With the Slavonians we shall have nothing to do in this enquiry; and with the Greek and Italian races we need only deal very incidentally. But the Celts, whom the English invaders found in possession of all Britain when they began their settlements in the island, form the subject of another volume in this series, and will necessarily call for some small portion of our attention here also; while it is to the Germanic race that the English stock itself actually belongs, so that we must examine somewhat more closely the course of Germanic immigration through Europe, and the nature of the primitive Teutonic civilisation.

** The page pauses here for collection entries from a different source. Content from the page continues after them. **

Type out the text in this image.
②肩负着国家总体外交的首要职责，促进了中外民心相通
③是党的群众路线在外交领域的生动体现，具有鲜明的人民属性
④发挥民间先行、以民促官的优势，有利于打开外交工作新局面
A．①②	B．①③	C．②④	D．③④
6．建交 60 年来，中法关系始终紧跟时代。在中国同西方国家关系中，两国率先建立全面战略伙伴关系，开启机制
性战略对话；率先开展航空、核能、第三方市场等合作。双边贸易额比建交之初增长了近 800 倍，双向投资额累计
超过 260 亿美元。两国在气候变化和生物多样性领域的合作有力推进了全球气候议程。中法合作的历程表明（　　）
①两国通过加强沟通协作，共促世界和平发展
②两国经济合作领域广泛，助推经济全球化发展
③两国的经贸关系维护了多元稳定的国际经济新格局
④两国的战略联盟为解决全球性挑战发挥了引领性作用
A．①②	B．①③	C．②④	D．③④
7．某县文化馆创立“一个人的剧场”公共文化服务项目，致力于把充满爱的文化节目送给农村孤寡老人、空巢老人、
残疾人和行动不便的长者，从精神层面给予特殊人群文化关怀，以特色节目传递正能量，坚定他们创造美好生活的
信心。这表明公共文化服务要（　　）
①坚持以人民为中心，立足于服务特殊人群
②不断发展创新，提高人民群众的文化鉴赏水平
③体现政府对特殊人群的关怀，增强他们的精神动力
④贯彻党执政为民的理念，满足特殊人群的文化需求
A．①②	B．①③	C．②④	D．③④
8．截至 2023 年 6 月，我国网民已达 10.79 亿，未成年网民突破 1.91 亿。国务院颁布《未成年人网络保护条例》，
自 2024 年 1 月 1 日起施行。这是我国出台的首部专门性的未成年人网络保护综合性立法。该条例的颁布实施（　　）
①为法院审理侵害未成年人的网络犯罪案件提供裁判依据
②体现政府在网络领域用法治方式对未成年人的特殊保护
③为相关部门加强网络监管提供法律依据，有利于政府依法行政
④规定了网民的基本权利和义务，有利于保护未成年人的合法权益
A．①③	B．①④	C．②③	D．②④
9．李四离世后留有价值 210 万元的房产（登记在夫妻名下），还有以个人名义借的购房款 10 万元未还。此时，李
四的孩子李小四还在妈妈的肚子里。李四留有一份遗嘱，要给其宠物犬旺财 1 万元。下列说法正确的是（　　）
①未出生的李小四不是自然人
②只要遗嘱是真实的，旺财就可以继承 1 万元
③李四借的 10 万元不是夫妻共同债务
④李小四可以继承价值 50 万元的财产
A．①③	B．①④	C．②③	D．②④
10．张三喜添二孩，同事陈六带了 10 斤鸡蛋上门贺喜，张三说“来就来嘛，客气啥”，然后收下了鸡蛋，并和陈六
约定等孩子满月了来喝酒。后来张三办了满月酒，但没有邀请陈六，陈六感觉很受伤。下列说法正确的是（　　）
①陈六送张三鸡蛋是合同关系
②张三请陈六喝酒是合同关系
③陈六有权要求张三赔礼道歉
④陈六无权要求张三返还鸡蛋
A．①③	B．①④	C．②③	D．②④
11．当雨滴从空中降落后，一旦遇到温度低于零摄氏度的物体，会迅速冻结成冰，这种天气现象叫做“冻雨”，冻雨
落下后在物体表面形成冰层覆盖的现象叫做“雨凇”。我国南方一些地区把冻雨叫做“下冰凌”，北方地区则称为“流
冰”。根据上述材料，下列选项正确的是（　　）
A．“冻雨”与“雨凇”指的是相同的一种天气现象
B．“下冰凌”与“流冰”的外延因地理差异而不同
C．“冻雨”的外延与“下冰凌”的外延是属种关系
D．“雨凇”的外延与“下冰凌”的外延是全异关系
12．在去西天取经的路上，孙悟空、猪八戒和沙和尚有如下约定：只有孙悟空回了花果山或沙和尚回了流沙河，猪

The Germanic family of peoples consisted of a race which early split up into two great hordes or stocks, speaking dialects which differed slightly from one another through the action of the various circumstances to which they were each exposed. These two stocks are the High German and the Low German (with which last may be included the Gothic and the Scandinavian). Moving across Europe from east to west, they slowly drove out the Celts from Germany and the central plains, and took possession of the whole district between the Alps, the Rhine, and the Baltic, which formed their limits at the period when they first came into contact with the Roman power. The Goths, living in closest proximity to the empire, fell upon it during the decline and decay of Rome, settled in Italy, Gaul, and Spain, and becoming absorbed in the mass of the native population, disappear altogether from history as a distinguishable nationality. But the High and Low Germans retain to the present day their distinctive language and features; and the latter branch, to which the English people belong, still lives for the most part in the same lands which it has held ever since the date of the early Germanic immigration.